Mazlumlar sevinmeli ölüm var diye…
Çünkü şu gök kubbe altında zalimlerle eşitlendikleri tek zemin o.
Anlılarda bütün yaşam süreçlerinin geriye dönüşü olmayacak bir biçimde durması…
Tıp böyle tanımlıyor ölümü.
Çevrel damarlarda nabzın durması, kalp atışı ve solunumun kesilmesi, gözde kornea refleksinin kaybolması, derinin solması ve kasların gevşemesi.
Böylece başlıyor dönüşü olmayan yolculuk.
Buraya kadar geliyor insanoğlu ve bilim. Bu noktada kapı kapanıyor herkesin yüzüne ve ölüm tüm sırlarıyla kapının ardında kayboluyor.
Çünkü ölümü yazan Yüce Allah şöyle buyuruyor;
Şüphesiz her can ölümü tadacaktır. Sizi bir imtihan olarak hayır ve şer ile deneriz. Sonunda bize döndürülürsünüz. (Enbiyâ Suresi, ayet 35)
Nerede olursanız olun, velev ki sağlam kaleler içinde bulunsanız bile, ölüm size ulaşır. (Nisâ Suresi, ayet 78)
Beden muhteşem bir makine, ancak ölüme ayarlanmış. Hiç garantisi yok… Saat gibi işleyeni bile ansızın duruveriyor.
Bedenin ölmesi biyolojik bir olay.

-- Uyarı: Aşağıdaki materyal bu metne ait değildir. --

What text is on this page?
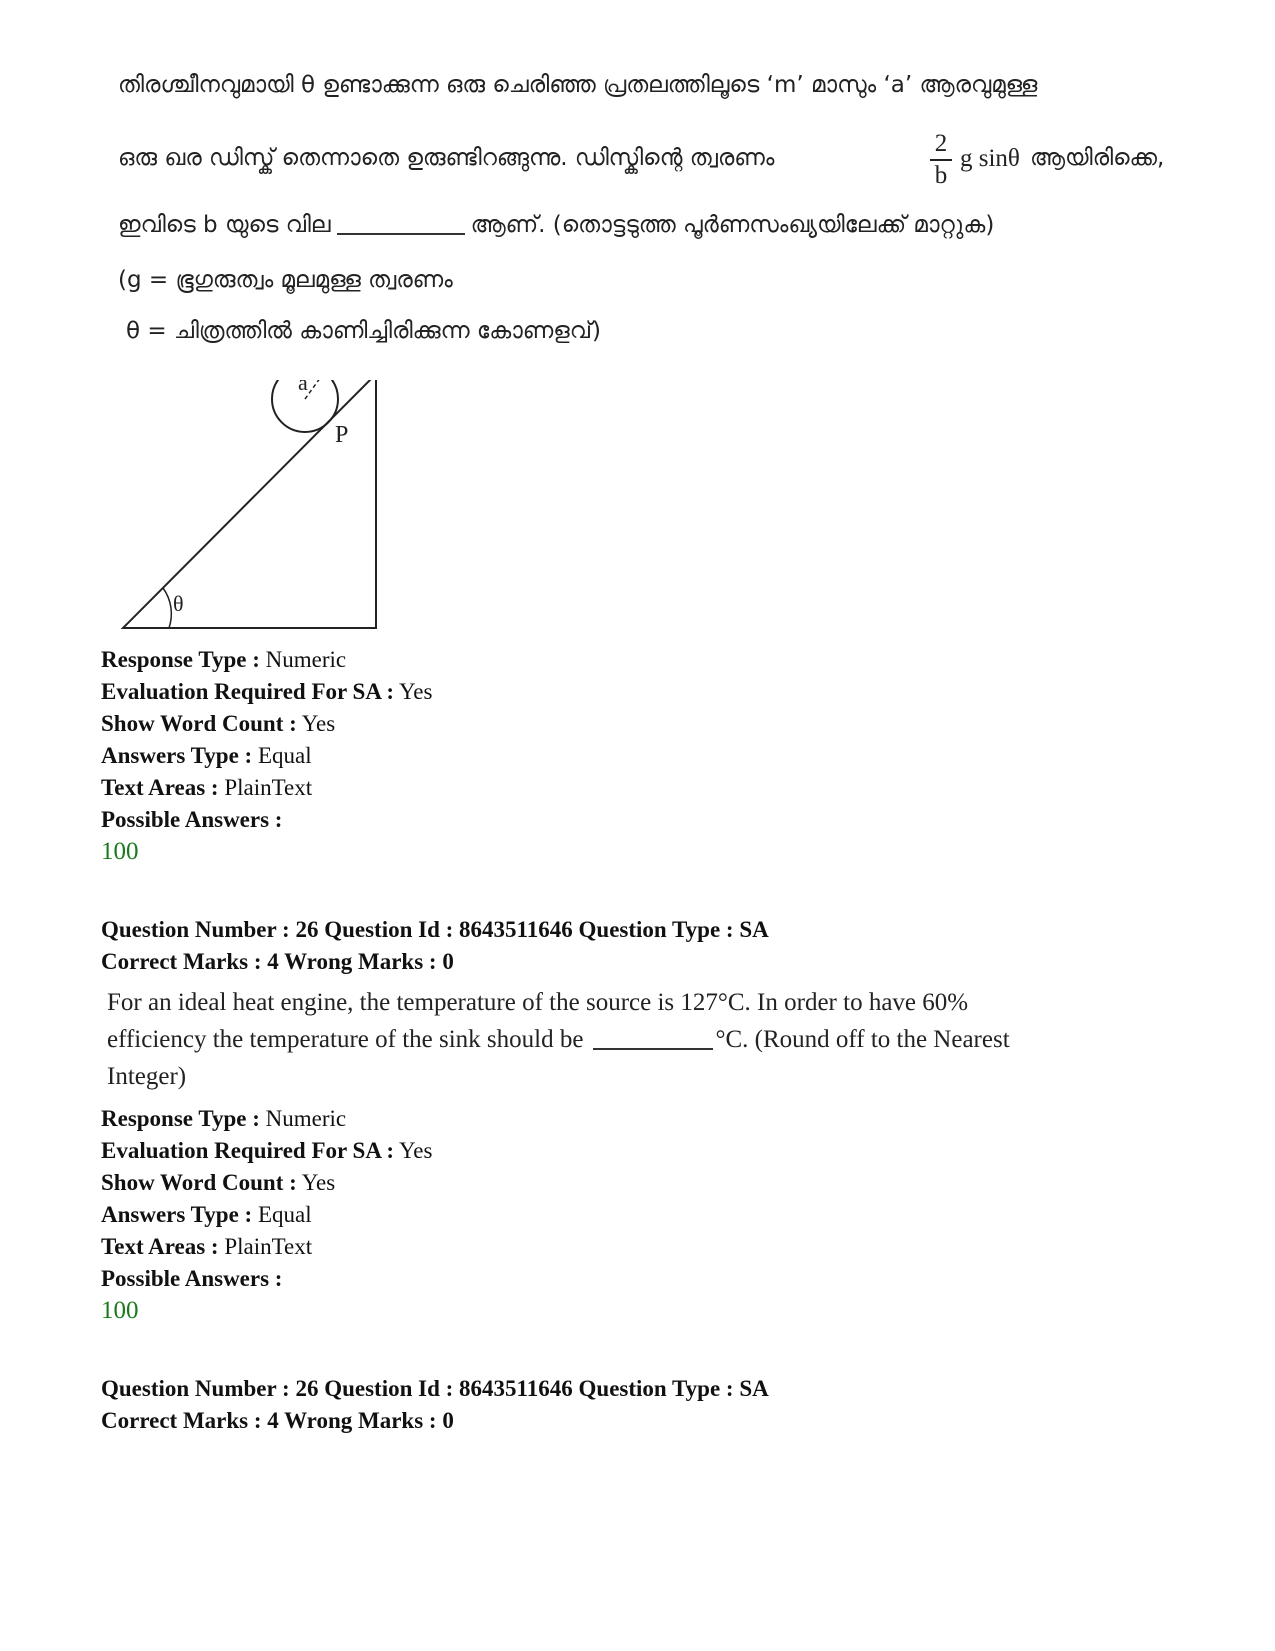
തിരശ്ചീനവുമായി θ ഉണ്ടാക്കുന്ന ഒരു ചെരിഞ്ഞ പ്രതലത്തിലൂടെ ‘m’ മാസും ‘a’ ആരവുമുള്ള
ഒരു ഖര ഡിസ്ക് തെന്നാതെ ഉരുണ്ടിറങ്ങുന്നു. ഡിസ്കിന്റെ ത്വരണം
2
b
g sinθ ആയിരിക്കെ,
ഇവിടെ b യുടെ വില	ആണ്. (തൊട്ടടുത്ത പൂർണസംഖ്യയിലേക്ക് മാറ്റുക)
(g = ഭൂഗുരുത്വം മൂലമുള്ള ത്വരണം
θ = ചിത്രത്തിൽ കാണിച്ചിരിക്കുന്ന കോണളവ്)
a
P
θ
Response Type : Numeric
Evaluation Required For SA : Yes
Show Word Count : Yes
Answers Type : Equal
Text Areas : PlainText
Possible Answers :
100
Question Number : 26 Question Id : 8643511646 Question Type : SA
Correct Marks : 4 Wrong Marks : 0
For an ideal heat engine, the temperature of the source is 127°C. In order to have 60%
efficiency the temperature of the sink should be	°C. (Round off to the Nearest
Integer)
Response Type : Numeric
Evaluation Required For SA : Yes
Show Word Count : Yes
Answers Type : Equal
Text Areas : PlainText
Possible Answers :
100
Question Number : 26 Question Id : 8643511646 Question Type : SA
Correct Marks : 4 Wrong Marks : 0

Kalp atışı ve solunumun durmasıyla birlikte, dokular oksijen alamadıkları için canlılıklarını yitiriyorlar. Bilhassa oksijene en çok ihtiyaç duyan beyin dokuları oksijensizlik nedeniyle çabucak ölüyorlar. Beynin ölmesi ile birlikte diğer dokular da birbiri ardınca beyni takip ediyor ve beden biyolojik olarak bitiyor.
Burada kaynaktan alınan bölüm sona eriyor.